The electric field everywhere on the surface of a charged sphere of radius 0.260 m has a magnitude of 545 N/C and points radially outward from the center of the sphere.
(a) What is the net charge on the sphere?
Use Gauss law:http://en.wikipedia.org/wiki/Gauss%27s_law
E*surface area* epsilion=q
To find the net charge on the sphere, we can use Gauss's law.

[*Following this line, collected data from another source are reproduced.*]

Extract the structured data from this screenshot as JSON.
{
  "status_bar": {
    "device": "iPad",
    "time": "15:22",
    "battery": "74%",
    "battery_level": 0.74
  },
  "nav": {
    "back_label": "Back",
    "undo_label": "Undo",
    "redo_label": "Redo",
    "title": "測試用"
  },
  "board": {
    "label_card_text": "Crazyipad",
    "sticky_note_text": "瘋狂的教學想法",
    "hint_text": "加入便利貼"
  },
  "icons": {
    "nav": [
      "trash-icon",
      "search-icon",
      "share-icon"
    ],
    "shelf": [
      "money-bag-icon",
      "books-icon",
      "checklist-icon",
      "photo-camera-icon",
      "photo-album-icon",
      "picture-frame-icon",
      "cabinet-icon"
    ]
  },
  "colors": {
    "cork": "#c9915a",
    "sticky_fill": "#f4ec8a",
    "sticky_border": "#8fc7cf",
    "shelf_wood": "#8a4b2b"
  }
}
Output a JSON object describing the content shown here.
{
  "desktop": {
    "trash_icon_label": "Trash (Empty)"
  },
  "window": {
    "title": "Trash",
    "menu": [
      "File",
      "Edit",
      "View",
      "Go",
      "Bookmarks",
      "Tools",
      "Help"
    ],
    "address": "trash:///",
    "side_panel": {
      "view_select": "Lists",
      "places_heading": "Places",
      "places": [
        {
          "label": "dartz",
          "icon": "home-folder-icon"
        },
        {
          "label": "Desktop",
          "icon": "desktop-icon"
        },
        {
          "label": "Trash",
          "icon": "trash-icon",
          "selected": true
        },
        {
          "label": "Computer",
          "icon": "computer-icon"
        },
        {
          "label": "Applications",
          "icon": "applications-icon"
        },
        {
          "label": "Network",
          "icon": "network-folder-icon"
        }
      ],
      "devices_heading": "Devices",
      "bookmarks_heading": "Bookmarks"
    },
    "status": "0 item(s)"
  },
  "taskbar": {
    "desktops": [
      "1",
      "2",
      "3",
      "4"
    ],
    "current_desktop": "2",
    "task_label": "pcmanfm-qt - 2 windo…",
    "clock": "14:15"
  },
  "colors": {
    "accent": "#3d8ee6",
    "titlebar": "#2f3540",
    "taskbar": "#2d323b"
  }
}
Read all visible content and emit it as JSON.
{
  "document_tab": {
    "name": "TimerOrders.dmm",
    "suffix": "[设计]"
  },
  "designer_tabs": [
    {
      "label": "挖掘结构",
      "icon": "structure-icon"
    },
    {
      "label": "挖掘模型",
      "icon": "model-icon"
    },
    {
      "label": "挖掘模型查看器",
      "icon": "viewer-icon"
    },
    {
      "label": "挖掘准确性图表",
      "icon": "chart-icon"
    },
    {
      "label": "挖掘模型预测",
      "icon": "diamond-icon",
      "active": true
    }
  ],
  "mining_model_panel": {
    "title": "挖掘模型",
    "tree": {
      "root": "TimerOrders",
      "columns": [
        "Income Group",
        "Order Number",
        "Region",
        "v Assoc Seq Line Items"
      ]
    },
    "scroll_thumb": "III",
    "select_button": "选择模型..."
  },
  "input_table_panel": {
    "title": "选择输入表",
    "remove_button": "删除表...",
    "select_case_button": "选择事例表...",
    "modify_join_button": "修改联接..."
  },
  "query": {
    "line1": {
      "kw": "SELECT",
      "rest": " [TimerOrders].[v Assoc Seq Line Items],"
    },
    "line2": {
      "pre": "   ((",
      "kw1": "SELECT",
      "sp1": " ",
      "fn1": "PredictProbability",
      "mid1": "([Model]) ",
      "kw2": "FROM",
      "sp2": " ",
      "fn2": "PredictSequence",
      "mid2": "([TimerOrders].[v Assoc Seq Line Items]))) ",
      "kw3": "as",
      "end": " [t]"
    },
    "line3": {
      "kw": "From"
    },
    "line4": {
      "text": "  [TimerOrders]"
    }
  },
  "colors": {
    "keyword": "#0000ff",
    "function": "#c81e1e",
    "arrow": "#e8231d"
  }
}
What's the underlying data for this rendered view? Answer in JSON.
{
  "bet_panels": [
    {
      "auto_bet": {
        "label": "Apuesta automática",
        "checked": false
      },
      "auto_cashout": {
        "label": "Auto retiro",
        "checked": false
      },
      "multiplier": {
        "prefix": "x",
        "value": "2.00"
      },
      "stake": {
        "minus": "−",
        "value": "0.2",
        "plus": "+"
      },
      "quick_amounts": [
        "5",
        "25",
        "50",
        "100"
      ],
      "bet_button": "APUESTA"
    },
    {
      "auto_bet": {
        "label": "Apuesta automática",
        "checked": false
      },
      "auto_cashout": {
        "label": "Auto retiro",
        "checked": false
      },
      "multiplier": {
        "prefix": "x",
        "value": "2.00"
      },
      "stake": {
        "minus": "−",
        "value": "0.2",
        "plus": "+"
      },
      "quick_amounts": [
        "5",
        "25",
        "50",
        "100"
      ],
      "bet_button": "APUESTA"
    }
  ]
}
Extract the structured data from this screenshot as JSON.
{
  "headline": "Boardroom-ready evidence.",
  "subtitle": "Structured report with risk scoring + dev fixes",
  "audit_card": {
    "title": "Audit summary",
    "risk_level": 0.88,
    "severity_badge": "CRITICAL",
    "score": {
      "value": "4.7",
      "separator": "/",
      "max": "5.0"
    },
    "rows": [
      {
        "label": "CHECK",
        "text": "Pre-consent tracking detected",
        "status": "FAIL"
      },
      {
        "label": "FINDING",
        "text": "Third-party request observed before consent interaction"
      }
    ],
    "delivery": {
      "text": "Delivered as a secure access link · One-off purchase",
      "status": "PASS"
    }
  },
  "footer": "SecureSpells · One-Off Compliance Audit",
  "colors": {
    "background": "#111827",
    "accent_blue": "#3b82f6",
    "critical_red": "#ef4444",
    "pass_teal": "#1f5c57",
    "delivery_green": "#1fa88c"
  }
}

Gauss's law states that the electric flux through a closed surface is equal to the charge enclosed divided by the electric constant.
The electric flux through a closed surface is given by the formula:
Φ = E * A
Where Φ is the electric flux, E is the electric field, and A is the area of the closed surface.
In this case, the electric field has a constant magnitude of 545 N/C and points radially outward from the center of the sphere. This means that the electric field is perpendicular to the surface of the sphere at every point.
The area of the closed surface is given by the formula:
A = 4πr^2
Where A is the area and r is the radius of the sphere.
Substituting the given values, we have:
A = 4π(0.260 m)^2
A = 4π(0.0676 m^2)
A = 0.853 m^2
Now we can calculate the electric flux:
Φ = 545 N/C * 0.853 m^2
Φ = 464.485 N m^2/C
According to Gauss's law, the electric flux is equal to the charge enclosed divided by the electric constant (ε0). The electric constant is approximately 8.85 x 10^-12 C^2/(N m^2).
Φ = (Qenclosed) / ε0
Solving for Qenclosed, we have:
Qenclosed = Φ * ε0
Qenclosed = 464.485 N m^2/C * 8.85 x 10^-12 C^2/(N m^2)
Qenclosed = 4.11 x 10^-9 C
Therefore, the net charge on the sphere is approximately 4.11 x 10^-9 C.